Neurostimulator Interference: Dealing With EMI
When you live with an implanted device, it is important to be aware of electromagnetic interference, or EMI. EMI happens when the electromagnetic field generated by certain household objects, pieces of heavy equipment and medical equipment/procedures interferes with the way an implantable device works.
Ask your doctor about the best way to avoid EMI, and for answers to any questions you may have about how specific equipment can affect your device.
Medical procedures to avoid
Always inform hospital, clinic and dental staff that you have a neurostimulator. The following procedures produce EMI and are not considered safe for people with implantable devices:
- Microwave diathermy
- MRI/MRA scans for people with certain neurostimulators
- Electrohydraulic lithotripters
- Cobalt machines
- Linear accelerators
Magnetic Resonance (MR) Conditional neurostimulators
MRI technology is used to visualize soft tissue within the body.
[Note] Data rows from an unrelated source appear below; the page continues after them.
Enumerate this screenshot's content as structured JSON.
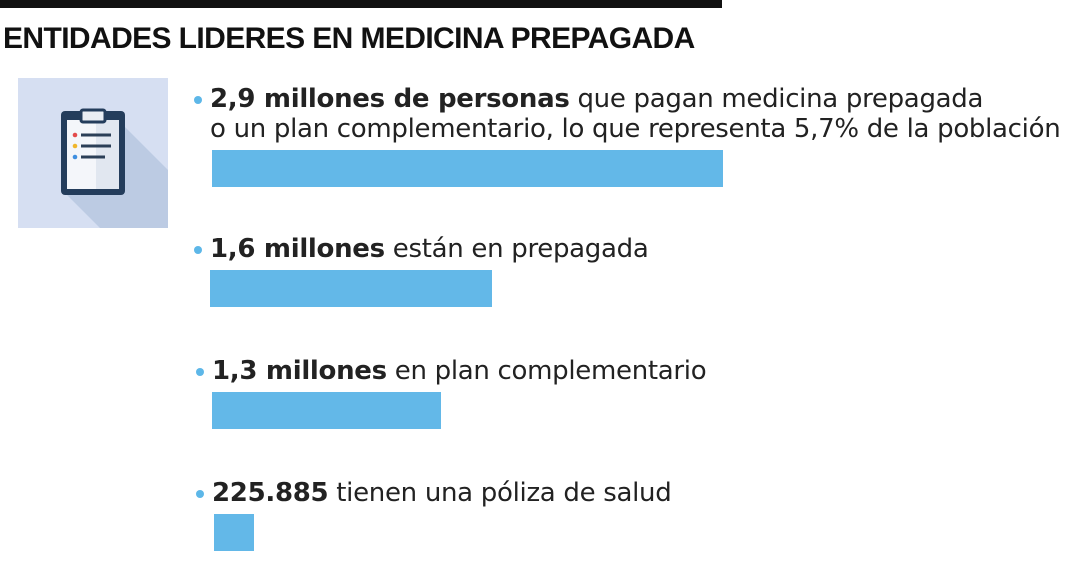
{
  "title": "ENTIDADES LIDERES EN MEDICINA PREPAGADA",
  "icon": "clipboard-icon",
  "colors": {
    "bar": "#63b8e8",
    "bullet": "#5db7e8",
    "icon_bg": "#d6dff2",
    "rule": "#111111"
  },
  "chart_data": {
    "type": "bar",
    "orientation": "horizontal",
    "title": "ENTIDADES LIDERES EN MEDICINA PREPAGADA",
    "unit": "personas",
    "categories": [
      "2,9 millones de personas",
      "1,6 millones",
      "1,3 millones",
      "225.885"
    ],
    "values": [
      2900000,
      1600000,
      1300000,
      225885
    ],
    "items": [
      {
        "bold": "2,9 millones de personas",
        "text": " que pagan medicina prepagada",
        "text2": "o un plan complementario, lo que representa 5,7% de la población",
        "value": 2900000
      },
      {
        "bold": "1,6 millones",
        "text": " están en prepagada",
        "value": 1600000
      },
      {
        "bold": "1,3 millones",
        "text": " en plan complementario",
        "value": 1300000
      },
      {
        "bold": "225.885",
        "text": " tienen una póliza de salud",
        "value": 225885
      }
    ]
  }
}
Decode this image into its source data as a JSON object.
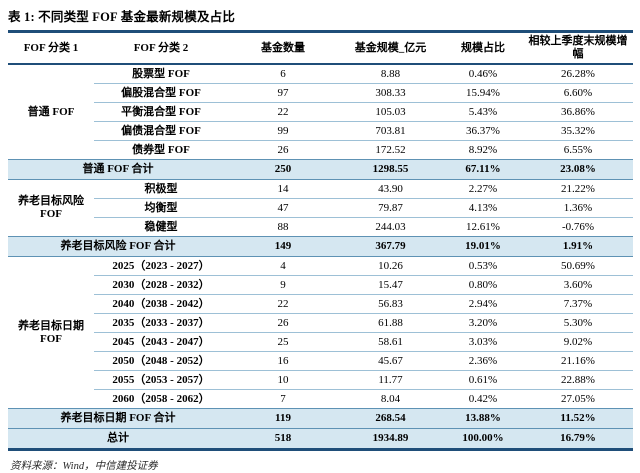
{
  "title": "表 1: 不同类型 FOF 基金最新规模及占比",
  "source_note": "资料来源：Wind，中信建投证券",
  "colors": {
    "rule_navy": "#1F4E79",
    "subtotal_background": "#D5E7F1",
    "subtotal_border": "#5E92B4",
    "row_separator": "#9DC0D6",
    "text": "#000000"
  },
  "table": {
    "columns": [
      "FOF 分类 1",
      "FOF 分类 2",
      "基金数量",
      "基金规模_亿元",
      "规模占比",
      "相较上季度末规模增幅"
    ],
    "rows": [
      {
        "kind": "data",
        "first": true,
        "group": "普通 FOF",
        "group_span": 5,
        "category": "股票型 FOF",
        "values": [
          "6",
          "8.88",
          "0.46%",
          "26.28%"
        ]
      },
      {
        "kind": "data",
        "category": "偏股混合型 FOF",
        "values": [
          "97",
          "308.33",
          "15.94%",
          "6.60%"
        ]
      },
      {
        "kind": "data",
        "category": "平衡混合型 FOF",
        "values": [
          "22",
          "105.03",
          "5.43%",
          "36.86%"
        ]
      },
      {
        "kind": "data",
        "category": "偏债混合型 FOF",
        "values": [
          "99",
          "703.81",
          "36.37%",
          "35.32%"
        ]
      },
      {
        "kind": "data",
        "category": "债券型 FOF",
        "values": [
          "26",
          "172.52",
          "8.92%",
          "6.55%"
        ]
      },
      {
        "kind": "subtotal",
        "label": "普通 FOF 合计",
        "values": [
          "250",
          "1298.55",
          "67.11%",
          "23.08%"
        ]
      },
      {
        "kind": "data",
        "first": true,
        "group": "养老目标风险 FOF",
        "group_span": 3,
        "category": "积极型",
        "values": [
          "14",
          "43.90",
          "2.27%",
          "21.22%"
        ]
      },
      {
        "kind": "data",
        "category": "均衡型",
        "values": [
          "47",
          "79.87",
          "4.13%",
          "1.36%"
        ]
      },
      {
        "kind": "data",
        "category": "稳健型",
        "values": [
          "88",
          "244.03",
          "12.61%",
          "-0.76%"
        ]
      },
      {
        "kind": "subtotal",
        "label": "养老目标风险 FOF 合计",
        "values": [
          "149",
          "367.79",
          "19.01%",
          "1.91%"
        ]
      },
      {
        "kind": "data",
        "first": true,
        "group": "养老目标日期 FOF",
        "group_span": 8,
        "category": "2025（2023 - 2027）",
        "values": [
          "4",
          "10.26",
          "0.53%",
          "50.69%"
        ]
      },
      {
        "kind": "data",
        "category": "2030（2028 - 2032）",
        "values": [
          "9",
          "15.47",
          "0.80%",
          "3.60%"
        ]
      },
      {
        "kind": "data",
        "category": "2040（2038 - 2042）",
        "values": [
          "22",
          "56.83",
          "2.94%",
          "7.37%"
        ]
      },
      {
        "kind": "data",
        "category": "2035（2033 - 2037）",
        "values": [
          "26",
          "61.88",
          "3.20%",
          "5.30%"
        ]
      },
      {
        "kind": "data",
        "category": "2045（2043 - 2047）",
        "values": [
          "25",
          "58.61",
          "3.03%",
          "9.02%"
        ]
      },
      {
        "kind": "data",
        "category": "2050（2048 - 2052）",
        "values": [
          "16",
          "45.67",
          "2.36%",
          "21.16%"
        ]
      },
      {
        "kind": "data",
        "category": "2055（2053 - 2057）",
        "values": [
          "10",
          "11.77",
          "0.61%",
          "22.88%"
        ]
      },
      {
        "kind": "data",
        "category": "2060（2058 - 2062）",
        "values": [
          "7",
          "8.04",
          "0.42%",
          "27.05%"
        ]
      },
      {
        "kind": "subtotal",
        "label": "养老目标日期 FOF 合计",
        "values": [
          "119",
          "268.54",
          "13.88%",
          "11.52%"
        ]
      },
      {
        "kind": "subtotal",
        "total": true,
        "label": "总计",
        "values": [
          "518",
          "1934.89",
          "100.00%",
          "16.79%"
        ]
      }
    ]
  }
}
MRI scans are considered the imaging modality that offers the most information to medical professionals when making patient diagnosis. MRI is often the preferred imaging choice when diagnosing stroke, cancer, heart-related issues, injuries and many other medical conditions because of the very detailed images it provides, combined with the low risk of radiation.
Some neurostimulators are referred to as “MR Conditional” or “MRI ready.” This means that they are designed to allow you to safely undergo an MRI scan under certain conditions, due to safeguards in the system’s design that protect it from the risks of EMI. By having a neurostimulator implanted that allows MRI scans, you will have access to what many physicians consider their preferred diagnostic tool.
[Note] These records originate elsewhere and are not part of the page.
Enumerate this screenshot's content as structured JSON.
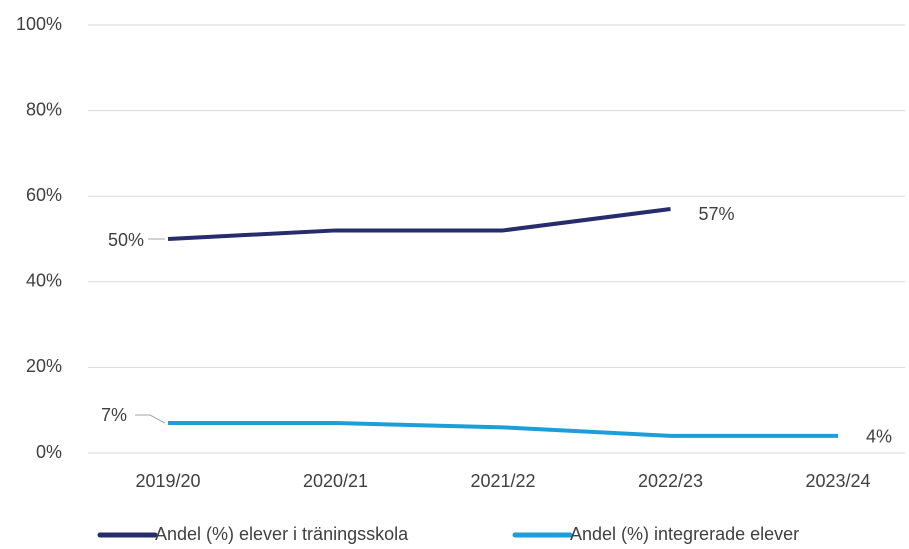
{
  "chart_data": {
    "type": "line",
    "categories": [
      "2019/20",
      "2020/21",
      "2021/22",
      "2022/23",
      "2023/24"
    ],
    "series": [
      {
        "name": "Andel (%) elever i träningsskola",
        "color": "#262c6c",
        "values": [
          50,
          52,
          52,
          57,
          null
        ],
        "value_labels": [
          "50%",
          null,
          null,
          "57%",
          null
        ]
      },
      {
        "name": "Andel (%) integrerade elever",
        "color": "#1c9ed8",
        "values": [
          7,
          7,
          6,
          4,
          4
        ],
        "value_labels": [
          "7%",
          null,
          null,
          null,
          "4%"
        ]
      }
    ],
    "ylim": [
      0,
      100
    ],
    "yticks": [
      {
        "value": 0,
        "label": "0%"
      },
      {
        "value": 20,
        "label": "20%"
      },
      {
        "value": 40,
        "label": "40%"
      },
      {
        "value": 60,
        "label": "60%"
      },
      {
        "value": 80,
        "label": "80%"
      },
      {
        "value": 100,
        "label": "100%"
      }
    ],
    "grid": true,
    "legend": "bottom"
  }
}
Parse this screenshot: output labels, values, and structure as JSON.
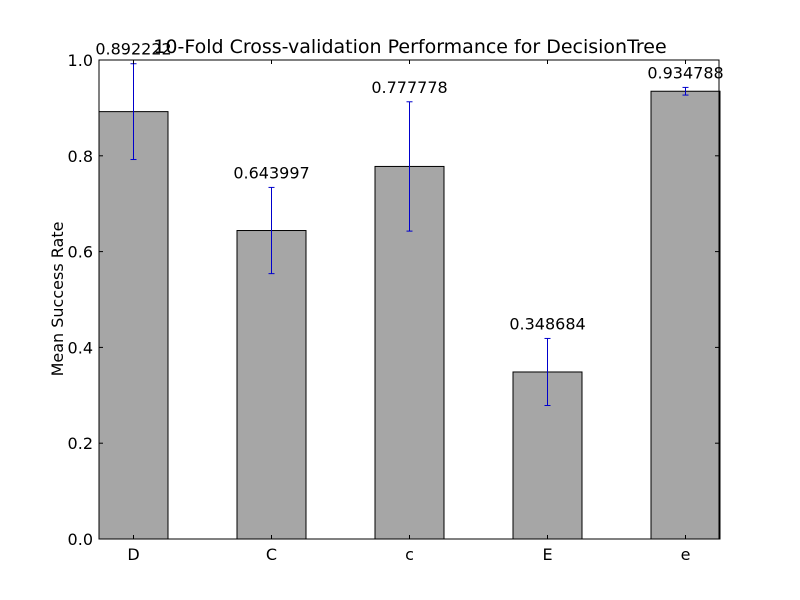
{
  "chart_data": {
    "type": "bar",
    "title": "10-Fold Cross-validation Performance for DecisionTree",
    "xlabel": "",
    "ylabel": "Mean Success Rate",
    "categories": [
      "D",
      "C",
      "c",
      "E",
      "e"
    ],
    "values": [
      0.892222,
      0.643997,
      0.777778,
      0.348684,
      0.934788
    ],
    "value_labels": [
      "0.892222",
      "0.643997",
      "0.777778",
      "0.348684",
      "0.934788"
    ],
    "error": [
      0.1,
      0.09,
      0.135,
      0.07,
      0.008
    ],
    "ylim": [
      0,
      1.0
    ],
    "yticks": [
      0.0,
      0.2,
      0.4,
      0.6,
      0.8,
      1.0
    ],
    "ytick_labels": [
      "0.0",
      "0.2",
      "0.4",
      "0.6",
      "0.8",
      "1.0"
    ],
    "grid": false,
    "colors": {
      "bar": "#a6a6a6",
      "error": "#0000cc",
      "axis": "#000000"
    }
  }
}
To determine if you are eligible for an MR Conditional scan within approved parameters, consult with your physician.
Be careful of security systems and anti-theft devices
Use caution when approaching anti-theft or security systems and request assistance to bypass the system. If you must proceed, turn off your stimulator and proceed with caution. Move through the device quickly. Once you have passed through the detector or device, be sure to check the status of your IPG. These systems include:
- Theft detectors and anti-theft devices, such as those used at entrances/exits of department stores, libraries, and other public places
- Airport security screening devices
Avoid certain communication equipment
Certain communication equipment may generate enough EMI to interfere with your system if you approach too closely:
- Microwave programmers
- Linear power amplifiers
- High-power amateur transmitters
- High voltage power lines
- Mobile phones
Use caution when approaching this equipment and turn your neurostimulator off if you feel any unusual sensations. Do not turn your neurostimulator on again until you are away from the area.